Un aiuto agli inquirenti l’ha fornito l’indagato stesso, che fin da subito ha ammesso quanto fatto e non ha mai cambiato versione dei fatti: «Una richiesta d’aiuto», secondo Tuoni. Comportamenti peraltro ai quali non è purtroppo nuovo. Atti sessuali con fanciulli, pornografia, esibizionismo, sono tutti reati per i quali è già stato processato e condannato più volte nell’ultima dozzina d’anni. «È un soggetto ben noto alle nostre autorità – ha ammesso l’avvocato difensore Stefano Genetelli –, è affetto da diverso tempo da turbe psichiche fra le quali disturbi della personalità e delle preferenze sessuali. Fortunatamente per lui, gli psichiatri hanno trovato un farmaco che gli consente di vivere in libertà senza commettere reati». Il medicamento è il Salvacyl, un noto inibitore del testosterone che azzera il desiderio sessuale. Sostanzialmente, una castrazione chimica.
Trattandosi di un plurirecidivo, il Salvacyl gli era già stato prescritto e lo ha assunto regolarmente per diverso tempo. Tuttavia, il 46enne ha ripreso a commettere i reati proprio in concomitanza con la sospensione dell’assunzione del farmaco, nel 2019. «Con l’accordo del giudice dei provvedimenti coercitivi aveva smesso con Salvacyl per poter avere rapporti con la moglie – ha spiegato il legale –, tornando però a commettere gli illeciti». A seguito di questi, nel giro di pochi mesi sono arrivati l’arresto e la carcerazione preventiva: quattro mesi. «Il tempo necessario per attendere che i livelli di testosterone nel sangue diminuissero nuovamente», ha chiarito Genetelli. Dopo il rilascio, nei confronti dell’imputato sono state adottate una serie di misure sostitutive alla carcerazione: un trattamento psichiatrico e farmacologico, il divieto di entrare in contatto con minori con propositi sessuali, il divieto di accedere a siti internet finalizzati al contatto sessuale con minorenni.

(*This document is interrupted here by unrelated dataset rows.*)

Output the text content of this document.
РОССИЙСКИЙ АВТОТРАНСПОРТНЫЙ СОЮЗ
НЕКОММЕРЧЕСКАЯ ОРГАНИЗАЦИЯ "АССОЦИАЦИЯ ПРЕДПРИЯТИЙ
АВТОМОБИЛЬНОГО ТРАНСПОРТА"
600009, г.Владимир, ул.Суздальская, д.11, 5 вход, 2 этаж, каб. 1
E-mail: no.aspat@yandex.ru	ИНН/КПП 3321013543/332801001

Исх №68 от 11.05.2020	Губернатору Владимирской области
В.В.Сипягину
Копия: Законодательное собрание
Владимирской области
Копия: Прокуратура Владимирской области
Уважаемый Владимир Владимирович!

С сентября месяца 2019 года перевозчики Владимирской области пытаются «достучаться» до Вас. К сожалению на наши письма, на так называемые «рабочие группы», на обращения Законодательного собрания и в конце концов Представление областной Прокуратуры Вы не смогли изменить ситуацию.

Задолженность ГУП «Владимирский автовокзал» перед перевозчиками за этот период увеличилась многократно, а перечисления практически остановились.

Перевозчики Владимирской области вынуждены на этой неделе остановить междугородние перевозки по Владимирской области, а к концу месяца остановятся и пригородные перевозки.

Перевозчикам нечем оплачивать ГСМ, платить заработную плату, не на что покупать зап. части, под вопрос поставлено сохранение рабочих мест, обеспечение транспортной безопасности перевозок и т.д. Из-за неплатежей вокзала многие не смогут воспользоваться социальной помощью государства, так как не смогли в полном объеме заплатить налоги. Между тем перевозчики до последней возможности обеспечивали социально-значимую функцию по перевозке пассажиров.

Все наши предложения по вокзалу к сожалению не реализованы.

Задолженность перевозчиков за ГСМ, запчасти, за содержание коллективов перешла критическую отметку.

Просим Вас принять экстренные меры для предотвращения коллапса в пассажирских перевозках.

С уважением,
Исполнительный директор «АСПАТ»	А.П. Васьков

Misure che negli ultimi ormai quasi due anni il 46enne ha rispettato, non commettendo ulteriori reati. Uno stato di cose che inizialmente ha portato accusa e difesa ad accordarsi e a proporre un rito abbreviato, istanza tuttavia respinta alcuni mesi fa. Nemmeno quello odierno è stato un procedimento breve, sebbene requisitoria e arringa abbiano sostanzialmente detto la stessa cosa: al carcere è preferibile il trattamento ambulatoriale, che c’è e ha dato i suoi frutti, purché questo sia seguito. «Se continua a prendere i medicamenti, secondo la perizia la prognosi è favorevole – ha detto a tal proposito l’avvocato –. Tornare in carcere non avrebbe effetti apprezzabili sulla recidiva né sulla sua risocializzazione». Una richiesta condivisa dalla pp e accolta dalla Corte. «Oggettivamente, per il numero e l’intensità limitata degli episodi, la sua colpa è lieve – ha sentenziato il giudice –. Soggettivamente però è grave perché si tratta di un plurirecidivo specifico, che senza le opportune misure ricade nel delinquere». La pena è stata così fissata in quindici mesi, sospesi a favore del trattamento ambulatoriale, ossia della castrazione chimica.